Boston is in lock-down and I am holding this, now, one present moment, one truth.  The desire to protect all of us that has caused this lock-down.  The madness somewhere, desperate and angry and young.  I don’t have to forgive, but I do have to know it all, because I have taken that as my own healing task–to simply know and hold.  Reality, truth and mystery.

I truly experience, at times, and right now, that every single person on this planet is connected to me, and me to them, as if we were all sparks from one great light, one great mystery, living out all aspects of human potentiality together.

I would love to create peace for all of us.  I would love to be only peace myself, but I am anger, hurt, beauty, fun, brokenness, wisdom…I am not only peace.  I supposed I try to hold onto knowing all sides of life because that is as close as I can get.  My  peace has grief as well as love at its center.  But then grief is love, isn’t it?  It is the way we honor the loss of what we love, the way we say someone or something mattered in this very temporary life.

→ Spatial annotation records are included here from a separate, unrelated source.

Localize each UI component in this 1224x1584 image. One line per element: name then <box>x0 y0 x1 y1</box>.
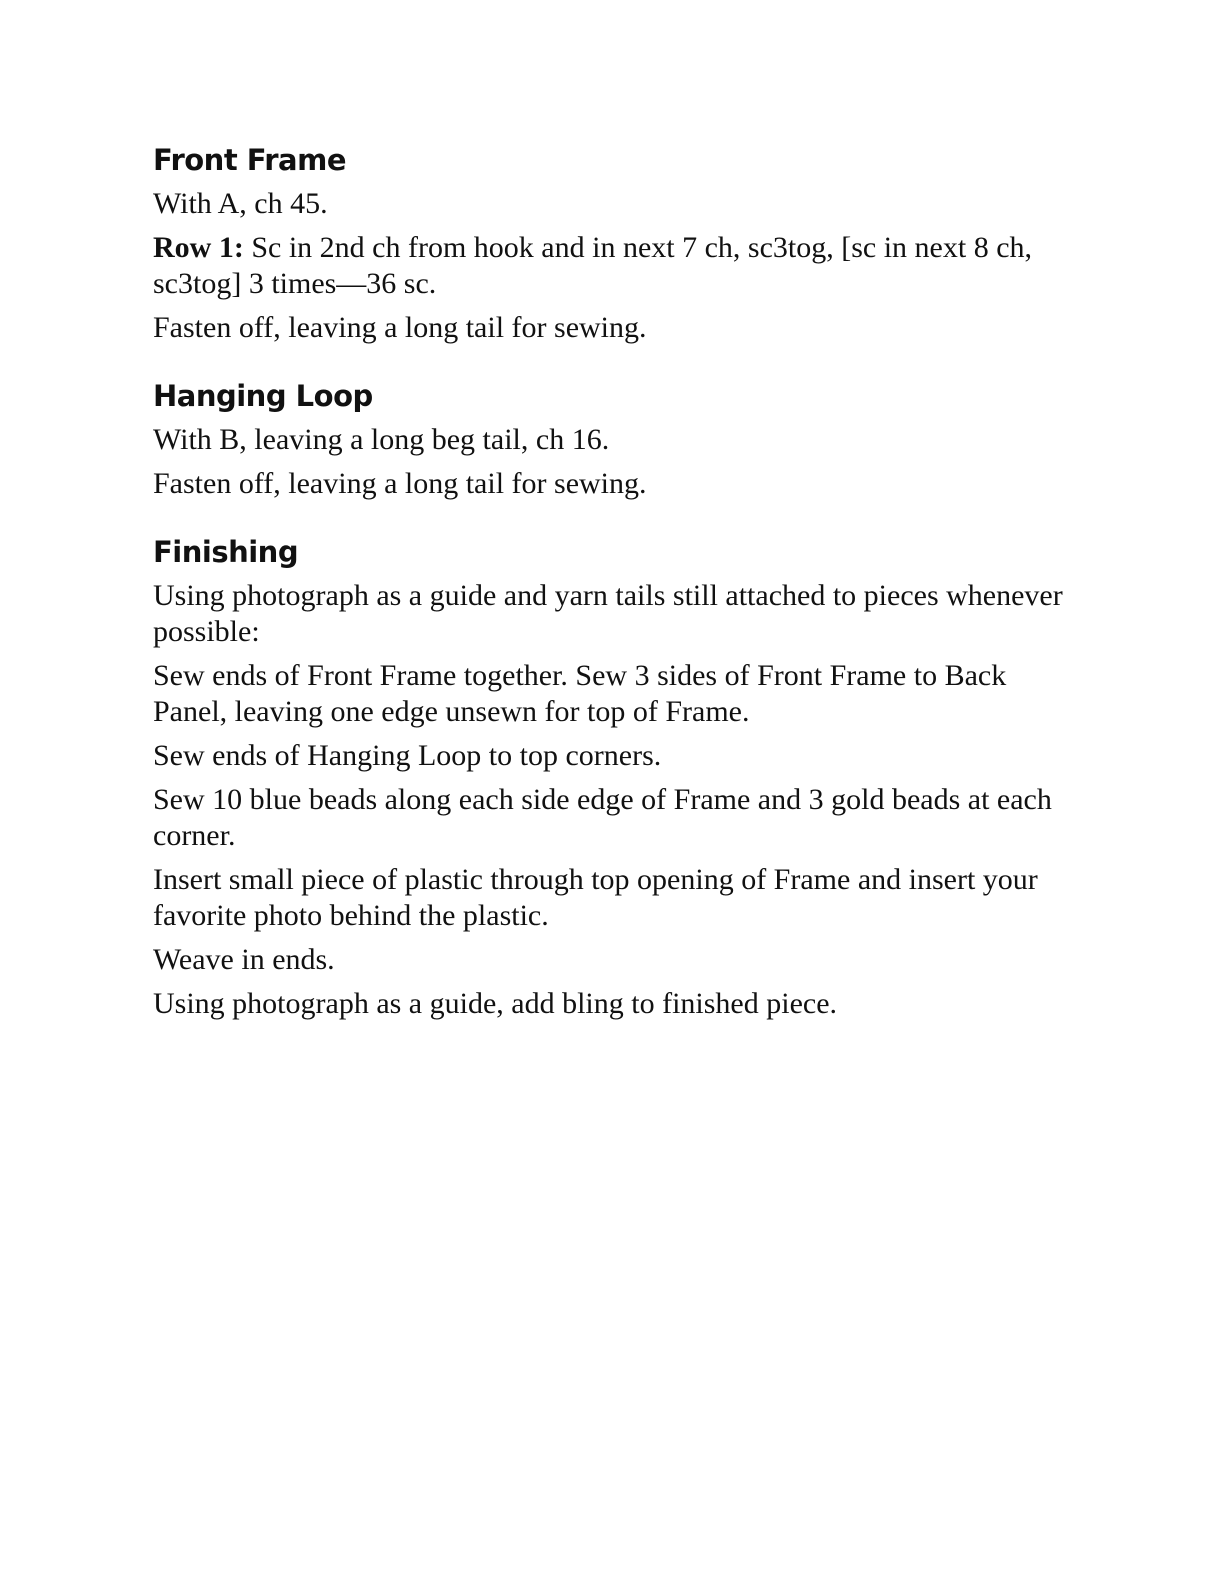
instruction-paragraph: Insert small piece of plastic through top opening of Frame and insert your favorite photo behind the plastic. <box>153 863 1038 932</box>
section-hanging-loop <box>153 376 1073 502</box>
row-1-instruction <box>153 230 1073 302</box>
instruction-paragraph: Using photograph as a guide, add bling to finished piece. <box>153 987 838 1020</box>
instruction-paragraph: Using photograph as a guide and yarn tails still attached to pieces whenever possible: <box>153 579 1063 648</box>
instruction-paragraph: Weave in ends. <box>153 943 335 976</box>
section-heading: Front Frame <box>153 143 346 177</box>
section-heading: Hanging Loop <box>153 379 373 413</box>
instruction-paragraph: Fasten off, leaving a long tail for sewing. <box>153 311 647 344</box>
instruction-paragraph: Fasten off, leaving a long tail for sewing. <box>153 467 647 500</box>
row-text: Sc in 2nd ch from hook and in next 7 ch, sc3tog, [sc in next 8 ch, sc3tog] 3 times—36 sc. <box>153 231 1033 300</box>
document-page <box>153 140 1073 1052</box>
section-front-frame <box>153 140 1073 346</box>
instruction-paragraph: Sew 10 blue beads along each side edge of Frame and 3 gold beads at each corner. <box>153 783 1052 852</box>
row-label: Row 1: <box>153 231 244 264</box>
instruction-paragraph: With A, ch 45. <box>153 187 328 220</box>
instruction-paragraph: With B, leaving a long beg tail, ch 16. <box>153 423 610 456</box>
instruction-paragraph: Sew ends of Hanging Loop to top corners. <box>153 739 662 772</box>
instruction-paragraph: Sew ends of Front Frame together. Sew 3 sides of Front Frame to Back Panel, leaving one edge unsewn for top of Frame. <box>153 659 1007 728</box>
section-finishing <box>153 532 1073 1022</box>
section-heading: Finishing <box>153 535 299 569</box>
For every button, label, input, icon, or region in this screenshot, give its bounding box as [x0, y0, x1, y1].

Metta for all of us.  And I do mean all.  With my most fervent wish that the violence will end today, and for always, I still say metta for every human soul.  I am holding, and I find that I am angry and horrified, but I am, in this moment, free of hate.  I might not be tomorrow.  But if we are all one, then in this moment, I hold horror and heroism and love, the knowledge that I am not alone, and I wish lovingkindness, because that is all I know to do.

May we all be well.  May we all be happy.  May we all be safe and protected.  May we all be at peace with what is.